- Born: March 9, 1880 San Antonio, Texas
- Died: June 4, 1976 (aged 96)
- Citizenship: USA
- Known for: Father of avocado industry in California
- Spouse(s): Emilie A. Hanna, Luise Gait Viney
- Children: Eleanor, Frances and Lucy
- Scientific career
- Notable students: Robert Willard Hodgson

= John Eliot Coit =

John Eliot Coit (March 9, 1880 – June 4, 1976) was an American professor specializing in the horticultural fields of avocado, citrus and carob, and second curator of University of California Citrus Variety Collection

==Early life==
John Eliot Coit was reared in Texas and North Carolina. He spent much of his early life learning the fundamentals of agriculture on experimentally level, with shovel and hoe.

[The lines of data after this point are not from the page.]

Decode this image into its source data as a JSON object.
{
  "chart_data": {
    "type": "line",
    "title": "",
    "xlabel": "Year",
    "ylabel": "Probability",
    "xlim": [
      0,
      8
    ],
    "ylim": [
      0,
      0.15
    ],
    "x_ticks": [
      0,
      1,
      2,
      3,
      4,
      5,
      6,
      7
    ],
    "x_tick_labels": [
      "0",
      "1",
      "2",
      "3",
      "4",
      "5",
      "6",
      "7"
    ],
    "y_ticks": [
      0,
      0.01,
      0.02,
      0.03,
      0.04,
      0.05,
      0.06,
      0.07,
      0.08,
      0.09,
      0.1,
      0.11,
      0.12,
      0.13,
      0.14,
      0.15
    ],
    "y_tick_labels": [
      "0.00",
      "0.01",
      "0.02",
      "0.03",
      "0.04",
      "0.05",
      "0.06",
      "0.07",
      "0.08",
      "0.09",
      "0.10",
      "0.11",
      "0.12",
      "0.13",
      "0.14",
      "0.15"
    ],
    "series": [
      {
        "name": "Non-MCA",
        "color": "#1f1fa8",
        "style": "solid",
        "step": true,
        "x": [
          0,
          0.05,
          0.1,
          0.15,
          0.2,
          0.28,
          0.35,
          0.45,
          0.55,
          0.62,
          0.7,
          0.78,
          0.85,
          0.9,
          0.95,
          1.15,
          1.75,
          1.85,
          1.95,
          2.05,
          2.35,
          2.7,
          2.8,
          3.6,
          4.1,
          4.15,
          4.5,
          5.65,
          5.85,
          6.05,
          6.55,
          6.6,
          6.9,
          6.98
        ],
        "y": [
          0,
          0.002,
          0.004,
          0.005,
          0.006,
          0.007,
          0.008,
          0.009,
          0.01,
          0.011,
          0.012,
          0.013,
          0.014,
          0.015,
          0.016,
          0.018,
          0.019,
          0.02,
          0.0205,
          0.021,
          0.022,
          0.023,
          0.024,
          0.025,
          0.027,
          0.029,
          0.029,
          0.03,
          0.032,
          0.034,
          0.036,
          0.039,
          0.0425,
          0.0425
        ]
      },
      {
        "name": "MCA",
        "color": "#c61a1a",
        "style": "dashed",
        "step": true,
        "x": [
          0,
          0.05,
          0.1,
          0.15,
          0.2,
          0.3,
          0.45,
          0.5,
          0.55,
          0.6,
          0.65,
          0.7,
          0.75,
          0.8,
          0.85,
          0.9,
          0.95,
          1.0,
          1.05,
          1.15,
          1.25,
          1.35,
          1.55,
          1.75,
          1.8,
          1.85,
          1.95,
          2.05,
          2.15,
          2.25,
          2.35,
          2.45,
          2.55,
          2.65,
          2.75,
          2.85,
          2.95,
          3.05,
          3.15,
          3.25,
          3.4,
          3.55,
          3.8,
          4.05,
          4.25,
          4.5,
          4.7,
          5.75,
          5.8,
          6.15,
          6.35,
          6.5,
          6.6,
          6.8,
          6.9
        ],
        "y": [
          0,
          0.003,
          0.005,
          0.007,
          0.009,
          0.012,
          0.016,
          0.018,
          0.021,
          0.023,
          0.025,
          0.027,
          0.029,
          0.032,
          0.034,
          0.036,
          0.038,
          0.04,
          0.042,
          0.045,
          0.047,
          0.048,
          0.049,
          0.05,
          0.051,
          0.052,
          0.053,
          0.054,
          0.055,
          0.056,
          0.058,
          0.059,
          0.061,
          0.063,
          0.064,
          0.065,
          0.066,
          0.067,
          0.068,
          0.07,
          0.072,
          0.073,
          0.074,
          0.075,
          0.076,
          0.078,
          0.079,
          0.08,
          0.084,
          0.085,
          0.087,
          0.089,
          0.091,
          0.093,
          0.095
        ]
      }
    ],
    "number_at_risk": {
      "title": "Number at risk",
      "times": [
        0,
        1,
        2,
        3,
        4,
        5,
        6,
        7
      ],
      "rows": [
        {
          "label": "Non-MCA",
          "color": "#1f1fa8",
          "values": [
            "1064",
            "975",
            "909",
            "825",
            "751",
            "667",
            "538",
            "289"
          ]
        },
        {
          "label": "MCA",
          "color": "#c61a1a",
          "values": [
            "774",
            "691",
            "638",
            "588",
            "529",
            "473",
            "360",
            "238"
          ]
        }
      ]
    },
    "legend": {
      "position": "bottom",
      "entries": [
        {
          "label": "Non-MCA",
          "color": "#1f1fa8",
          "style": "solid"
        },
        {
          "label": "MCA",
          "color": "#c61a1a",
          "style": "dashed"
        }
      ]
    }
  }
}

He entered the North Carolina State University College of Agriculture and Life Sciences in 1899, graduating in agriculture in 1903.

==Career==
Soon he became assistant professor of Pomology, University of California at the Whittier Pathological Laboratory and at the University of California Citrus Experiment Station, in Riverside, California. He was Superintendent of the Citrus Experiment Station at Mount Rubidoux in 1911–1912, and in that position was instrumental in selecting the site of the present Citrus Research Center and Experiment Station at Riverside.

From 1913 to 1917, Coit was Professor of Citriculture, University of California, Berkeley. Farm Advisor, Los Angeles County, 1917 to 1919. In 1919 he founded the "Coit Agricultural Service" and is today continuing in this line of service.

Among agricultural organizations, Coit has served as director of the Sierra Madre Lamanda Citrus Association, the California Avocado Association in 1915 and again from 1923 to 1947, and served as president three terms. In 1924 he helped organize the California Avocado Growers Association (now Calavo) and served as director until 1944.

Coit's literary accomplishments have been valuable contributions both as technical and of a popular nature. He served as editor of the California Avocado Society Yearbook from 1932 until 1948. He also authored the "Citrus fruits" book, which is an account of the citrus fruit industry, with special reference to California requirements and practices (Jan 1, 1915), and "A peony check-list" including the leading varieties of peonies of which authentic descriptions can be found in horticultural literature... (Jan 1, 1907)

==Awards==
Dr. Coit has received honorary awards including: Fellow, American Association for the Advancement of Science. Sigma Xi, Cornell University 1905, and is a member of Alpha Zeta and Gamma Alpha. He received the first Award of Honor from the California Avocado Society and was presented with a Special Award of Honor in 1956, and in 1963 was made director emeritus by the Board in appreciation of his many contributions to the industry.

The following from the 1939 Yearbook of the California Avocado Society, is a succinct statement of the service of John Eliot Coit to the avocado industry:

Dr. J. Eliot Coit is truly "The Father of the California Avocado Industry." From its babyhood or the time when growing avocados was a hobby, through adolescence or the transitional period into maturity as a full fledged industry Dr. Coit has been its able and watchful parent. Long after his name will have been forgotten, consumers in New York as well as growers in California will unknowingly feel Dr. Coit's influence.

No other individual deserves to be called "The father of the California Avocado Industry" than Dr. J. Eliot Coit. – California Avocado Society 1976 Yearbook 60: 11-13

== Personal life ==
John Eliot Coit married Emilie A. Hanna in 1907 at Durham, North Carolina. They had three girls: Eleanor, Frances and Lucy. His first wife died August 10, 1924. In 1926 Coit was married to Luise Gait Viney of Pasadena. His second wife died on August 25, 1962.